BRAISED GREENS & POTATO GRATIN
SERVES 4 | 666 CALORIES
3 onions olive oil
1 chicken stock cube
½ a bunch of fresh sage
100ml single cream
30g Parmesan cheese
4 x 120g skinless chicken breasts
a few sprigs of fresh rosemary
2 rashers of smoked streaky bacon
200g baby leeks
200g baby spinach
200g frozen peas
Ingredients out • Kettle boiled • Oven grill on high • Food processor (fine slicer) • Medium lidded pan, high heat • Large high-sided roasting tray, high heat • Large frying pan, medium-high heat
Finely slice the potatoes in the processor, then tip into the medium pan and cover with boiling water and the lid • Peel the onions, finely slice in the processor, then tip into the roasting tray with 2 tablespoons of oil, crumble in the stock cube and season with salt and pepper • Tear in the sage leaves and stir regularly, adding a splash of water if they start to catch.
On a large sheet of greaseproof paper, toss the chicken with salt, pepper and the rosemary leaves, then fold the paper over and bash and flatten the chicken to 1.5cm thick with a rolling pin • Put into the frying pan with 1 tablespoon of oil, turning after 3 or 4 minutes, until golden and cooked through • Drain the potatoes well in a colander, then tip into the onion pan, stir together and arrange in a flat layer • Pour over the cream, then finely grate over the Parmesan and pop under the grill on the top shelf.

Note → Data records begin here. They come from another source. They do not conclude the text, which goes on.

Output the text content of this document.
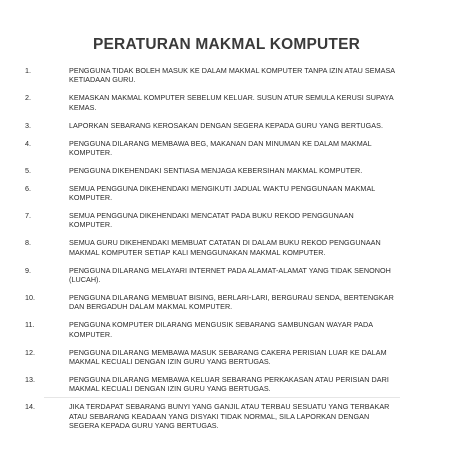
PERATURAN MAKMAL KOMPUTER
1.	PENGGUNA TIDAK BOLEH MASUK KE DALAM MAKMAL KOMPUTER TANPA IZIN ATAU SEMASA KETIADAAN GURU.
2.	KEMASKAN MAKMAL KOMPUTER SEBELUM KELUAR. SUSUN ATUR SEMULA KERUSI SUPAYA KEMAS.
3.	LAPORKAN SEBARANG KEROSAKAN DENGAN SEGERA KEPADA GURU YANG BERTUGAS.
4.	PENGGUNA DILARANG MEMBAWA BEG, MAKANAN DAN MINUMAN KE DALAM MAKMAL KOMPUTER.
5.	PENGGUNA DIKEHENDAKI SENTIASA MENJAGA KEBERSIHAN MAKMAL KOMPUTER.
6.	SEMUA PENGGUNA DIKEHENDAKI MENGIKUTI JADUAL WAKTU PENGGUNAAN MAKMAL KOMPUTER.
7.	SEMUA PENGGUNA DIKEHENDAKI MENCATAT PADA BUKU REKOD PENGGUNAAN KOMPUTER.
8.	SEMUA GURU DIKEHENDAKI MEMBUAT CATATAN DI DALAM BUKU REKOD PENGGUNAAN MAKMAL KOMPUTER SETIAP KALI MENGGUNAKAN MAKMAL KOMPUTER.
9.	PENGGUNA DILARANG MELAYARI INTERNET PADA ALAMAT-ALAMAT YANG TIDAK SENONOH (LUCAH).
10.	PENGGUNA DILARANG MEMBUAT BISING, BERLARI-LARI, BERGURAU SENDA, BERTENGKAR DAN BERGADUH DALAM MAKMAL KOMPUTER.
11.	PENGGUNA KOMPUTER DILARANG MENGUSIK SEBARANG SAMBUNGAN WAYAR PADA KOMPUTER.
12.	PENGGUNA DILARANG MEMBAWA MASUK SEBARANG CAKERA PERISIAN LUAR KE DALAM MAKMAL KECUALI DENGAN IZIN GURU YANG BERTUGAS.
13.	PENGGUNA DILARANG MEMBAWA KELUAR SEBARANG PERKAKASAN ATAU PERISIAN DARI MAKMAL KECUALI DENGAN IZIN GURU YANG BERTUGAS.
14.	JIKA TERDAPAT SEBARANG BUNYI YANG GANJIL ATAU TERBAU SESUATU YANG TERBAKAR ATAU SEBARANG KEADAAN YANG DISYAKI TIDAK NORMAL, SILA LAPORKAN DENGAN SEGERA KEPADA GURU YANG BERTUGAS.
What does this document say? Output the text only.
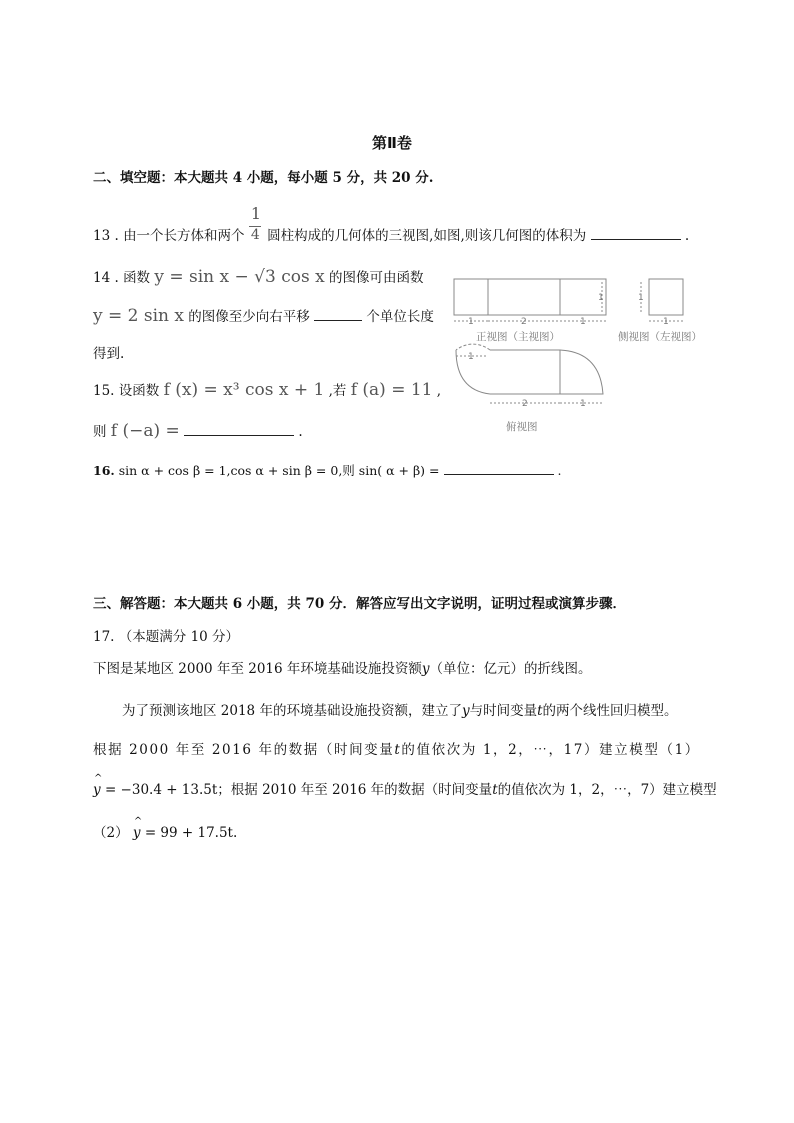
第Ⅱ卷
二、填空题：本大题共 4 小题，每小题 5 分，共 20 分.
13 . 由一个长方体和两个 $\frac{1}{4}$ 圆柱构成的几何体的三视图,如图,则该几何图的体积为	.
14 . 函数 y = sin x − √3 cos x 的图像可由函数
y = 2 sin x 的图像至少向右平移	个单位长度
得到.
15. 设函数 f (x) = x³ cos x + 1 ,若 f (a) = 11 ,
则 f (−a) =	.
16. sin α + cos β = 1,cos α + sin β = 0,则 sin( α + β) =	.
1	2	1
1	1
1
1
2	1
正视图（主视图）	侧视图（左视图）
俯视图
三、解答题：本大题共 6 小题，共 70 分．解答应写出文字说明，证明过程或演算步骤．
17. （本题满分 10 分）
下图是某地区 2000 年至 2016 年环境基础设施投资额y（单位：亿元）的折线图。
为了预测该地区 2018 年的环境基础设施投资额，建立了y与时间变量t的两个线性回归模型。
根据 2000 年至 2016 年的数据（时间变量t的值依次为 1，2，⋯，17）建立模型（1）
^ y = −30.4 + 13.5t；根据 2010 年至 2016 年的数据（时间变量t的值依次为 1，2，⋯，7）建立模型
（2） ^ y = 99 + 17.5t.
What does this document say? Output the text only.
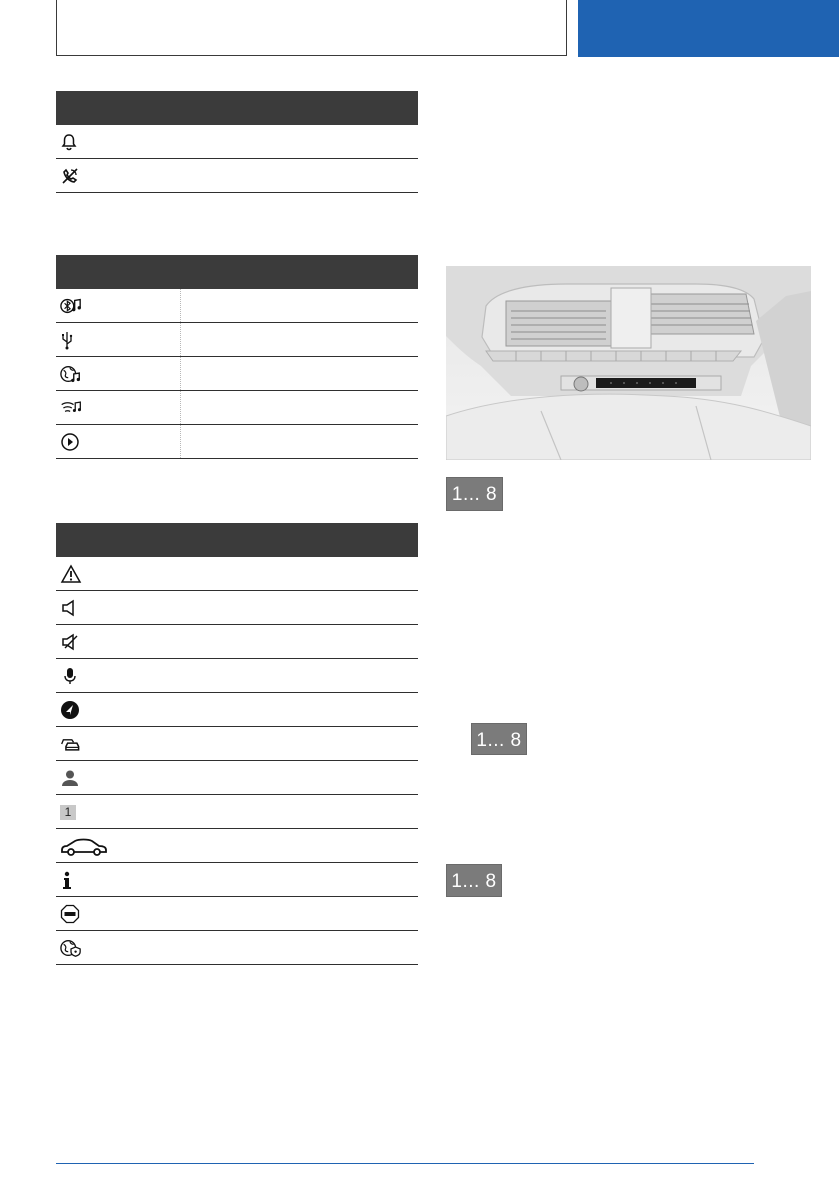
1
1... 8
1... 8
1... 8
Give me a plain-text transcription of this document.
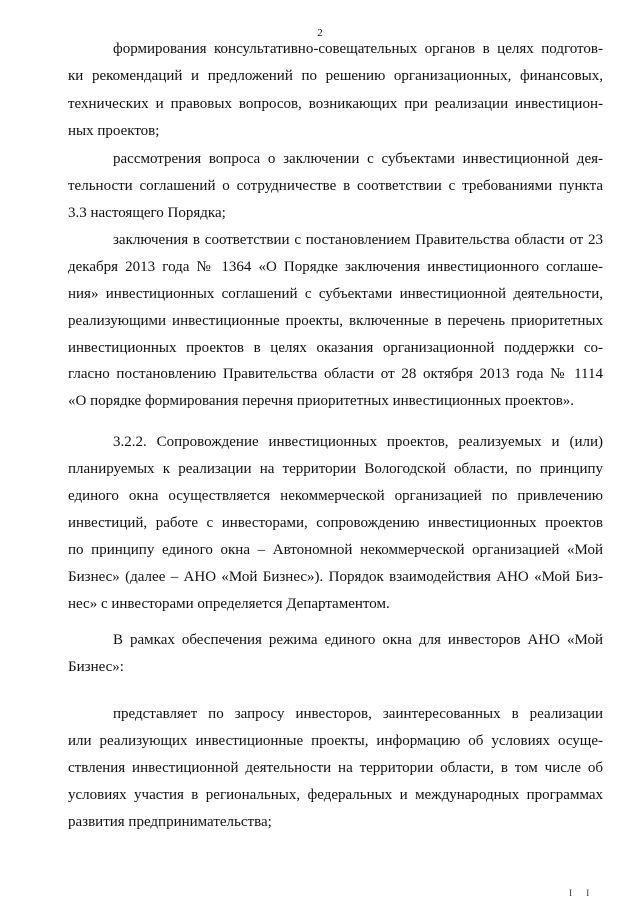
2
формирования консультативно-совещательных органов в целях подготов-
ки рекомендаций и предложений по решению организационных, финансовых,
технических и правовых вопросов, возникающих при реализации инвестицион-
ных проектов;
рассмотрения вопроса о заключении с субъектами инвестиционной дея-
тельности соглашений о сотрудничестве в соответствии с требованиями пункта
3.3 настоящего Порядка;
заключения в соответствии с постановлением Правительства области от 23
декабря 2013 года № 1364 «О Порядке заключения инвестиционного соглаше-
ния» инвестиционных соглашений с субъектами инвестиционной деятельности,
реализующими инвестиционные проекты, включенные в перечень приоритетных
инвестиционных проектов в целях оказания организационной поддержки со-
гласно постановлению Правительства области от 28 октября 2013 года № 1114
«О порядке формирования перечня приоритетных инвестиционных проектов».
3.2.2. Сопровождение инвестиционных проектов, реализуемых и (или)
планируемых к реализации на территории Вологодской области, по принципу
единого окна осуществляется некоммерческой организацией по привлечению
инвестиций, работе с инвесторами, сопровождению инвестиционных проектов
по принципу единого окна – Автономной некоммерческой организацией «Мой
Бизнес» (далее – АНО «Мой Бизнес»). Порядок взаимодействия АНО «Мой Биз-
нес» с инвесторами определяется Департаментом.
В рамках обеспечения режима единого окна для инвесторов АНО «Мой
Бизнес»:
представляет по запросу инвесторов, заинтересованных в реализации
или реализующих инвестиционные проекты, информацию об условиях осуще-
ствления инвестиционной деятельности на территории области, в том числе об
условиях участия в региональных, федеральных и международных программах
развития предпринимательства;
I I
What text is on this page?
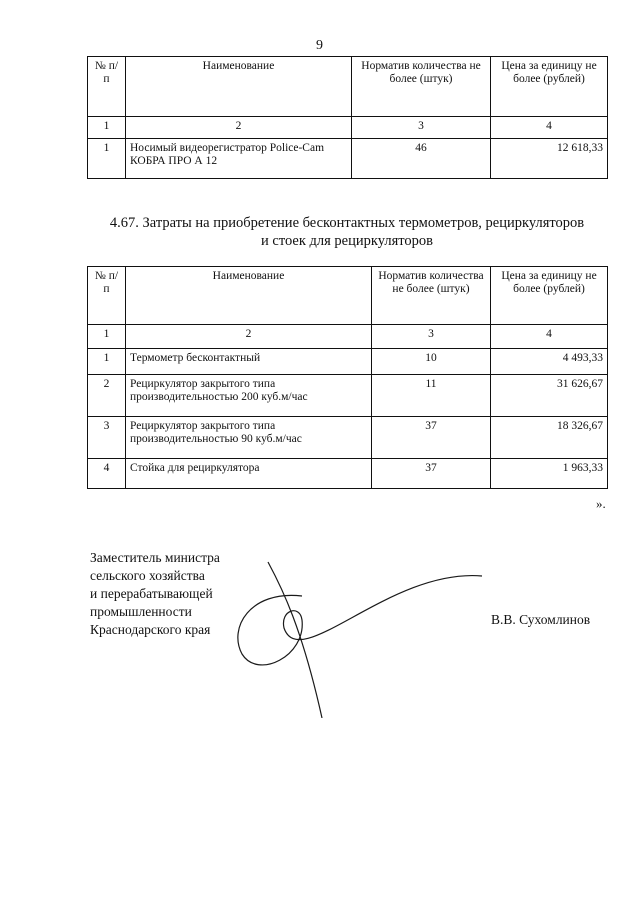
9
№ п/п	Наименование	Норматив количества не более (штук)	Цена за единицу не более (рублей)
1	2	3	4
1	Носимый видеорегистратор Police-Cam КОБРА ПРО А 12	46	12 618,33
4.67. Затраты на приобретение бесконтактных термометров, рециркуляторов
и стоек для рециркуляторов
№ п/п	Наименование	Норматив количества не более (штук)	Цена за единицу не более (рублей)
1	2	3	4
1	Термометр бесконтактный	10	4 493,33
2	Рециркулятор закрытого типа производительностью 200 куб.м/час	11	31 626,67
3	Рециркулятор закрытого типа производительностью 90 куб.м/час	37	18 326,67
4	Стойка для рециркулятора	37	1 963,33
».
Заместитель министра
сельского хозяйства
и перерабатывающей
промышленности
Краснодарского края
В.В. Сухомлинов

Halve the leeks lengthways, rinse under the tap, then finely slice • Put into the empty lidded pan on a high heat with 1 tablespoon of oil, stirring often • Finely slice the bacon and add to the chicken pan, tossing regularly • Stir the spinach and peas into the leeks and once the spinach has wilted and the peas are tender, pile on a board or platter with the chicken and bacon on top • Serve with the gratin.